Shifting to online learning during the pandemic came as a blessing in disguise to Watson. She could learn from home at her own pace, without the added stress of advocating for classroom accommodations other students may not understand.
This left Watson wondering if the shift to online, self-paced learning was possible, why she and other students with disabilities had been denied those same educational alternatives. Frustrated and wanting accountability, she wrote a letter to KPU’s President Alan Davis, Rajiv Jhangiani of KPU’s Teaching and Learning Commons, and former Vice President, Students, Steve Cardwell.
Watson met with Jhangiani and Cardwell to ensure learning would remain accessible for students with disabilities when on-campus classes resumed. She joined KPU’s Accessibility Committee as a student representative to advocate for these changes, with a particular emphasis on students with invisible disabilities like herself.
Watson continues to learn online. This past semester, she took a self-paced class through KPU and another through Thompson Rivers University. Completing her degree from home means she can take breaks to lie down as frequently as she needs.
Still, when Watson leaves her house, she fears being accused of faking her disability.
“I have so much anxiety about not being believed that [it] has prevented me from doing things or using resources that are available,” Watson says.
“For example, I got a Sparc BC Parking Permit a couple years ago, and I didn’t use it even when I needed to for at least six months because I was so scared of harassment.”
Her fears were confirmed when she travelled with her family during reading break this past semester. As she prepared to enter security at the airport with her walker, an employee asked if she could step through the metal detector unassisted. When she could, he asked if she really needs the walker, or if she just uses it to skip lines.
“I feel like so much of what I experienced is because I don’t look disabled, because I don’t look old enough to be sick. I’ve been treated differently,” Watson says.
It’s situations like these where Watson feels she needs to be alert and ready to defend herself, which becomes emotionally taxing. It’s also why she decided to get a collapsible cane, so people on public transit will know to offer her a seat, she says.
On that same vacation, Watson says the airline stored her walker improperly and damaged it. They offered her $300 in compensation, but she wonders how it happened in the first place.

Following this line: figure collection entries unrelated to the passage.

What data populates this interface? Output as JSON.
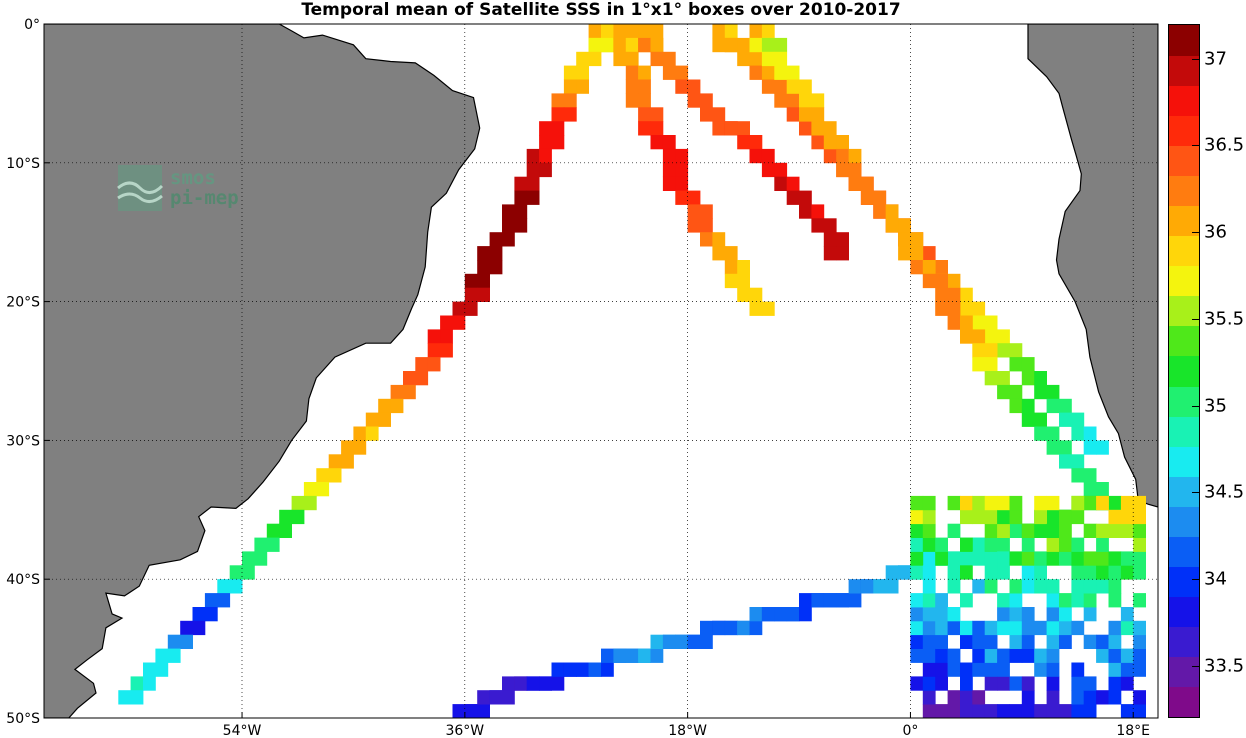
{
  "chart_data": {
    "type": "heatmap",
    "title": "Temporal mean of Satellite SSS in 1°x1° boxes over 2010-2017",
    "xlabel": "",
    "ylabel": "",
    "xlim": [
      -70,
      20
    ],
    "ylim": [
      -50,
      0
    ],
    "x_ticks": [
      {
        "value": -54,
        "label": "54°W"
      },
      {
        "value": -36,
        "label": "36°W"
      },
      {
        "value": -18,
        "label": "18°W"
      },
      {
        "value": 0,
        "label": "0°"
      },
      {
        "value": 18,
        "label": "18°E"
      }
    ],
    "y_ticks": [
      {
        "value": 0,
        "label": "0°"
      },
      {
        "value": -10,
        "label": "10°S"
      },
      {
        "value": -20,
        "label": "20°S"
      },
      {
        "value": -30,
        "label": "30°S"
      },
      {
        "value": -40,
        "label": "40°S"
      },
      {
        "value": -50,
        "label": "50°S"
      }
    ],
    "grid": true,
    "colorbar": {
      "range": [
        33.2,
        37.2
      ],
      "ticks": [
        33.5,
        34,
        34.5,
        35,
        35.5,
        36,
        36.5,
        37
      ],
      "tick_labels": [
        "33.5",
        "34",
        "34.5",
        "35",
        "35.5",
        "36",
        "36.5",
        "37"
      ]
    },
    "colormap": [
      "#7f0a8a",
      "#6318a8",
      "#3a1bd0",
      "#1512e8",
      "#0030f8",
      "#0a5ef5",
      "#1c8cf0",
      "#22b6ee",
      "#18ebf0",
      "#19f2b4",
      "#20f070",
      "#18e52a",
      "#4fe81a",
      "#a8f01a",
      "#f4f40e",
      "#ffd60a",
      "#ffaa05",
      "#ff7c10",
      "#ff5514",
      "#ff2a0a",
      "#f5110a",
      "#c30a0a",
      "#8c0000"
    ],
    "tracks": [
      {
        "name": "track_A",
        "lat": [
          -0.5,
          -2,
          -4,
          -6,
          -8,
          -10,
          -12,
          -14,
          -16,
          -18,
          -20,
          -22,
          -24,
          -26,
          -28,
          -30,
          -32,
          -34,
          -36,
          -38,
          -40,
          -42,
          -44,
          -46,
          -48,
          -49.5
        ],
        "lon": [
          -25.5,
          -26,
          -27.5,
          -28.5,
          -29.5,
          -30.5,
          -31.5,
          -32.5,
          -33.5,
          -35,
          -36,
          -37.5,
          -39,
          -41,
          -43,
          -45,
          -47,
          -49,
          -51,
          -53,
          -55,
          -57,
          -59,
          -61,
          -63,
          -64.5
        ],
        "sss": [
          36.0,
          35.8,
          35.9,
          36.3,
          36.8,
          36.9,
          37.0,
          37.1,
          37.1,
          37.1,
          37.0,
          36.8,
          36.6,
          36.4,
          36.1,
          36.0,
          36.1,
          35.8,
          35.2,
          35.1,
          35.0,
          34.2,
          33.8,
          34.7,
          34.8,
          34.6
        ]
      },
      {
        "name": "track_B",
        "lat": [
          -0.5,
          -2,
          -4,
          -6,
          -8,
          -10,
          -12,
          -14,
          -16,
          -18,
          -20,
          -22
        ],
        "lon": [
          -23.5,
          -23.5,
          -23,
          -22.5,
          -21.5,
          -20,
          -19.5,
          -18,
          -16.5,
          -15,
          -13.5,
          -12.5
        ],
        "sss": [
          36.1,
          36.0,
          36.2,
          36.3,
          36.6,
          36.8,
          36.8,
          36.5,
          36.2,
          36.0,
          35.9,
          36.0
        ]
      },
      {
        "name": "track_C",
        "lat": [
          -0.5,
          -2,
          -4,
          -6,
          -8,
          -10,
          -12,
          -14,
          -16,
          -18
        ],
        "lon": [
          -22,
          -21.5,
          -19.5,
          -17.5,
          -15,
          -13,
          -11,
          -9,
          -7,
          -5.5
        ],
        "sss": [
          36.1,
          36.2,
          36.3,
          36.4,
          36.5,
          36.8,
          36.9,
          36.9,
          37.0,
          36.8
        ]
      },
      {
        "name": "track_D",
        "lat": [
          -0.5,
          -2,
          -4,
          -6,
          -8,
          -10,
          -12,
          -14,
          -16,
          -18,
          -20,
          -22,
          -24,
          -26,
          -28,
          -30,
          -32
        ],
        "lon": [
          -16,
          -15,
          -13,
          -11,
          -9,
          -7,
          -5,
          -3,
          -1,
          1,
          3,
          5,
          7,
          9,
          11,
          13,
          15
        ],
        "sss": [
          36.0,
          36.1,
          36.2,
          36.3,
          36.4,
          36.4,
          36.6,
          36.7,
          36.5,
          36.3,
          35.9,
          35.8,
          35.6,
          35.3,
          35.0,
          34.8,
          34.6
        ]
      },
      {
        "name": "track_E",
        "lat": [
          -0.5,
          -2,
          -4,
          -6,
          -8,
          -10,
          -12,
          -14,
          -16,
          -18,
          -20,
          -22,
          -24,
          -26,
          -28,
          -30,
          -32,
          -34,
          -36
        ],
        "lon": [
          -13,
          -12,
          -10.5,
          -9,
          -7.5,
          -6,
          -4.5,
          -2.5,
          -1,
          0.5,
          2,
          3.5,
          5,
          6.5,
          8,
          10,
          12,
          14,
          16
        ],
        "sss": [
          36.0,
          35.6,
          35.8,
          35.9,
          36.1,
          36.2,
          36.3,
          36.2,
          36.1,
          36.2,
          36.3,
          36.2,
          35.9,
          35.6,
          35.3,
          35.0,
          34.9,
          35.1,
          35.4
        ]
      },
      {
        "name": "track_F",
        "lat": [
          -49.5,
          -48,
          -47,
          -46,
          -45,
          -44,
          -43,
          -42,
          -41,
          -40,
          -39,
          -38,
          -37,
          -36,
          -35,
          -34
        ],
        "lon": [
          -37,
          -33,
          -29,
          -25,
          -21,
          -17,
          -13,
          -9,
          -5,
          -2,
          1,
          4,
          7,
          10,
          13,
          15
        ],
        "sss": [
          33.8,
          33.6,
          33.9,
          34.2,
          34.5,
          34.1,
          34.3,
          34.0,
          34.3,
          34.5,
          34.7,
          34.9,
          35.0,
          35.2,
          35.3,
          35.6
        ]
      }
    ],
    "patch": {
      "name": "agulhas_region",
      "lon_range": [
        0.5,
        18.5
      ],
      "lat_range": [
        -49.5,
        -34.5
      ]
    }
  },
  "branding": {
    "logo_line1": "smos",
    "logo_line2": "pi-mep"
  },
  "colors": {
    "land": "#808080",
    "coast": "#000000",
    "grid": "#000000",
    "ocean": "#ffffff"
  }
}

Damaged or lost mobility aids happen frequently enough that the United States Department of Transportation now requires airlines to report when it happens. In 2019, or the first year of reporting, airlines mishandled 10,548 of the 685,792 wheelchairs flown.
Watson felt comfortable enough to use her walker on vacation because she knew the chances of running into people from her high school were slim. Travelling meant she got to avoid the awkward conversations about why she now uses a walker, but not the advocating she does for herself.
The reality of living as a person with invisible disabilities is the burden to educate others will always fall on her, she says. Even during times of relaxation, Watson prepares to explain her conditions to others.
The general population thinks of disabilities as something recognizable, Watson says. She experiences this narrow assumption first-hand.
Both Ezra and Watson know their conditions are incurable. They will live with them for the rest of their lives, and they hope the public finds compassion for everyone with disabilities, visible or not.